Die zweite Studie, diesmal bei erkrankten Patienten, ergab ebenfalls erhebliche Unterschiede in der mikrobiellen Zusammensetzung der Plaque zwischen Patienten. Diese hatten jeweils sowohl parodontale, als auch periimplantäre Taschen [7]. Insgesamt wurden in Taschen und gesunden gingivalen Sulki mit modernen genetischen Sequenzierungsverfahren 5.726 taxonomische Einheiten (Spezies) identifiziert. In mehr als 90 Prozent der Entnahmestellen wurden jeweils 31 Kernspezies gefunden, vor allem aus den Stämmen Streptococcus und Fusobacterium. Die mikrobielle Zusammensetzung unterschied sich mit Abstand am stärksten zwischen Patienten (46 Prozent). Der Unterschied war signifikant größer als zum Beispiel zwischen parodontalen und periimplantären Taschen oder zwischen (erkrankten) Taschen und gesunden gingivalen Sulki.

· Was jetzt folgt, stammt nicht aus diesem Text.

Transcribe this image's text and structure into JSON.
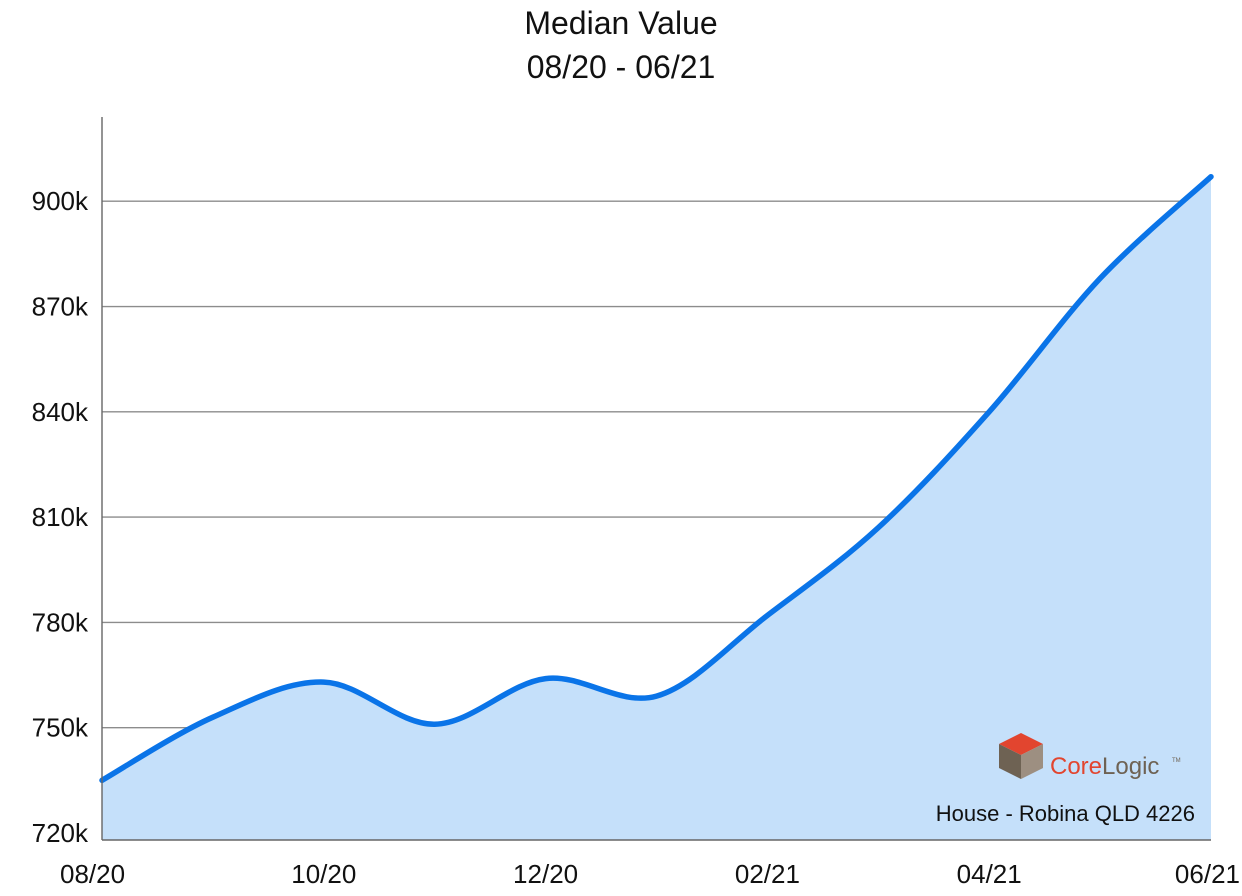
{
  "chart_data": {
    "type": "area",
    "title": "Median Value",
    "subtitle": "08/20 - 06/21",
    "xlabel": "",
    "ylabel": "",
    "x_ticks": [
      "08/20",
      "10/20",
      "12/20",
      "02/21",
      "04/21",
      "06/21"
    ],
    "y_ticks": [
      "720k",
      "750k",
      "780k",
      "810k",
      "840k",
      "870k",
      "900k"
    ],
    "y_tick_values": [
      720000,
      750000,
      780000,
      810000,
      840000,
      870000,
      900000
    ],
    "ylim": [
      718000,
      924000
    ],
    "grid": true,
    "series": [
      {
        "x": [
          "2020-08",
          "2020-09",
          "2020-10",
          "2020-11",
          "2020-12",
          "2021-01",
          "2021-02",
          "2021-03",
          "2021-04",
          "2021-05",
          "2021-06"
        ],
        "values": [
          735000,
          753000,
          763000,
          751000,
          764000,
          759000,
          782000,
          807000,
          840000,
          878000,
          907000
        ]
      }
    ],
    "colors": {
      "line": "#0a74e8",
      "fill": "#c5e0fa",
      "grid": "#8c8c8c"
    },
    "annotations": {
      "caption": "House - Robina QLD 4226"
    }
  },
  "logo": {
    "text_core": "Core",
    "text_logic": "Logic",
    "mark": "TM"
  }
}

Die Ergebnisse stimmen mit umfangreichen Daten überein, nach denen die Quantität und aktuelle Virulenz von Mikroorganismen bedeutsamer ist als ihre An- oder Abwesenheit. Die alleinige Bestimmung von Arten ist also wahrscheinlich nicht zielführend. Zu diesem Ergebnis kommt auch eine aktuelle Literaturauswertung in Bezug auf begleitende systemische Antibiotikagabe in der Parodontitistherapie [8].


Literatur

[1] DGZMK, Arbeitskreis für Psychologie und Psychosomatik der DGZMK. Zahnbehandlungsangst und Zahnbehandlungsphobie bei Erwachsenen. Wissenschaftliche Stellungnahme 2017. https://www.dgzmk.de/uploads/tx_szdgzmkdocuments/Zahnbehandlungsangst_und_Zahnbehandlungsphobie_bei_Erwachsenen.pdf
[2] Mehl C, Harder S. Über den Umgang mit Angstpatienten. Quintessenz Team-Journal 2017;47:623-624.
[3] Julià-Sánchez S, Álvarez-Herms J, Burtscher M. Dental occlusion and body balance: A question of environmental constraints? Journal of oral rehabilitation 2019;46:388-397.
[4] Plessas A, Nasser M, Hanoch Y, O’Brien T, Bernardes Delgado M, Moles D. Impact of time pressure on dentists’ diagnostic performance. Journal of Dentistry 2019;82:38-44.
[5] Chalkley M, Listl S. First do no harm – The impact of financial incentives on dental X-rays. Journal of Health Economics 2018;58:1-9.
[6] Ikeda E, Shiba T, Ikeda Y, Suda W, Nakasato A, Takeuchi Y, et al. Deep sequencing reveals specific bacterial signatures in the subgingival microbiota of healthy subjects. Clinical Oral Investigations 2019;23:1489-1493.
[7] Yu X-L, Chan Y, Zhuang L, Lai H-C, Lang NP, Keung Leung W, et al. Intra-oral single-site comparisons of periodontal and peri-implant microbiota in health and disease. Clinical Oral Implants Research 2019;30:760-776.
[8] Nibali L, Koidou VP, Hamborg T, Donos N. Empirical or microbiologically-guided systemic antimicrobials as adjuncts to non-surgical periodontal therapy? a systematic review. Journal of clinical periodontology; online 2019-06-28.

 

Hinweis: Dieser Beitrag kann nicht die klinische Einschätzung des Lesers ersetzen. Er soll lediglich – auf der Basis aktueller Literatur und/oder von Expertenempfehlungen – die eigenverantwortliche Entscheidungsfindung unterstützen.